Posted on: Friday, 26 September 2003, 06:00 CDT

A magnitude 8 quake rocked Japan's northern island of Hokkaido early Friday, injuring hundreds, cutting off electricity and water to thousands, igniting a spectacular oil-tank blaze and collapsing part of an airport roof.

The quake was the largest anywhere in the world this year, the U.S. Geological Survey said. Still, no deaths were immediately reported - a fact that experts attributed to sturdy Japanese buildings and the quake's location 26 miles below the ocean floor.

The quake forced the evacuation of 41,000 people and left some 16,000 homes blacked out. Warnings of tsunami, or ocean waves, were briefly issued as far away as Hawaii and Alaska.

The quake, which struck at 4:50 a.m., cracked roads, capsized fishing boats and caved in part of the roof of the airport in Obihiro, a city of 200,000.

The temblor, centered in the Pacific about 60 miles off Hokkaido's eastern shore, was followed by several strong aftershocks and small tsunami, ocean waves.

The government warned residents to avoid coastal areas, but the highest waves recorded were only about four feet.

Hokkaido government official Hideki Domon said 323 people were confirmed injured as of 4 p.m., about 11 hours after the quake. Police said 22 were seriously hurt, mostly with broken bones.

Japan's public broadcaster, NHK, put the injury toll at nearly 400.

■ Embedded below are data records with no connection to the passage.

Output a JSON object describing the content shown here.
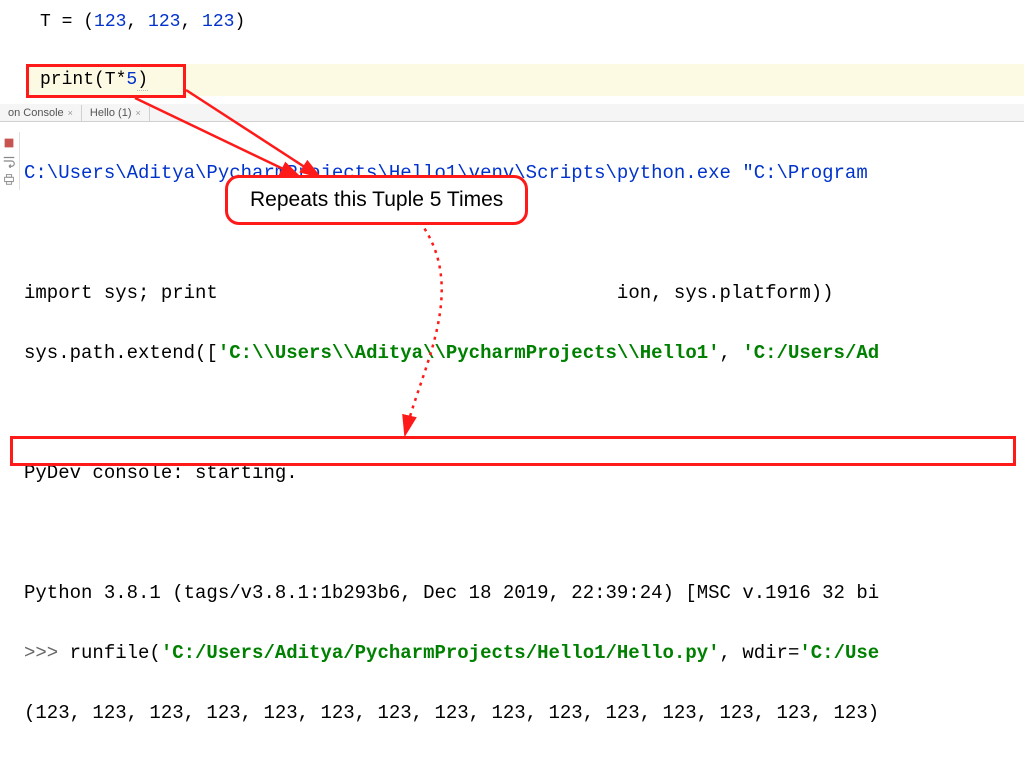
{
  "editor": {
    "line1_prefix": "T = (",
    "line1_n1": "123",
    "line1_sep": ", ",
    "line1_n2": "123",
    "line1_n3": "123",
    "line1_suffix": ")",
    "line2_prefix": "print(T*",
    "line2_n": "5",
    "line2_suffix": ")"
  },
  "tabs": {
    "console": "on Console",
    "hello": "Hello (1)",
    "close": "×"
  },
  "console": {
    "path_line": "C:\\Users\\Aditya\\PycharmProjects\\Hello1\\venv\\Scripts\\python.exe \"C:\\Program",
    "import_prefix": "import sys; print",
    "import_suffix": "ion, sys.platform))",
    "syspath_prefix": "sys.path.extend([",
    "syspath_str1": "'C:\\\\Users\\\\Aditya\\\\PycharmProjects\\\\Hello1'",
    "syspath_sep": ", ",
    "syspath_str2": "'C:/Users/Ad",
    "pydev": "PyDev console: starting.",
    "python_ver": "Python 3.8.1 (tags/v3.8.1:1b293b6, Dec 18 2019, 22:39:24) [MSC v.1916 32 bi",
    "prompt": ">>> ",
    "runfile_name": "runfile(",
    "runfile_str1": "'C:/Users/Aditya/PycharmProjects/Hello1/Hello.py'",
    "runfile_sep": ", wdir=",
    "runfile_str2": "'C:/Use",
    "output": "(123, 123, 123, 123, 123, 123, 123, 123, 123, 123, 123, 123, 123, 123, 123)"
  },
  "callout": {
    "text": "Repeats this Tuple 5 Times"
  }
}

Kushiro, 560 miles northeast of Tokyo, was believed to be the hardest hit by the powerful quake.

"The shaking went on and on," said Fumiko Okuse, who owns a liquor store with her husband in Kushiro. "Everything was thrown out of the refrigerators and all over the floor. Juice, beer, everything."

Television footage showed an office where books were knocked off shelves, and desks and computers swayed back and forth as the quake hit. Merchandise fell off store shelves and people sought shelter in schools.

"It shook hard and long and I was very frightened," said Eri Takizawa, a city official in Kushiro. "We have small quakes here from time to time, but this was completely different."

Black plumes of smoke and flames leapt from an oil tank in the city of Tomakomai. The fire was contained within three hours and no injuries were reported.

Police said one person was injured when a local train carrying about 39 passengers derailed.

Though not listed as a quake-caused fatality, a 61-year-old man cleaning up broken beer bottles on a street immediately after the quake was struck by an oncoming car and died, Hokkaido police said.

A 58-year-old man also died aboard his fishing boat while trying to sail it to calm waters, but local officials said his death did not appear to have been caused by the quake.

Most of the injured escaped with minor bruises and cuts caused by glass from shattered windows and objects falling off of shelves.

A 70-year-old woman in this Hokkaido city, just west of Kushiro, broke her leg trying to crawl out a window.

The quake had a magnitude of 8, according to Japan's Central Meteorological Agency. It was followed by an aftershock of magnitude 7.

Japan is one of the world's most earthquake-prone countries. It sits atop four tectonic plates, slabs that move across the earth's surface.

This month, Japan marked the 80th anniversary of a magnitude 8.3 quake that devastated Tokyo and neighboring Yokohama, killing at least 140,000 people.

In January 1995, a magnitude 7.2 temblor in Kobe killed more than 6,000 people.

Hokkaido is the northernmost and most sparsely populated of Japan's major islands. Sapporo, which hosted the 1972 Olympics, is the prefecture's capital.

A quake and tsunami on the western side of Hokkaido killed 230 people in July 1993, most on the nearby isle of Okushiri.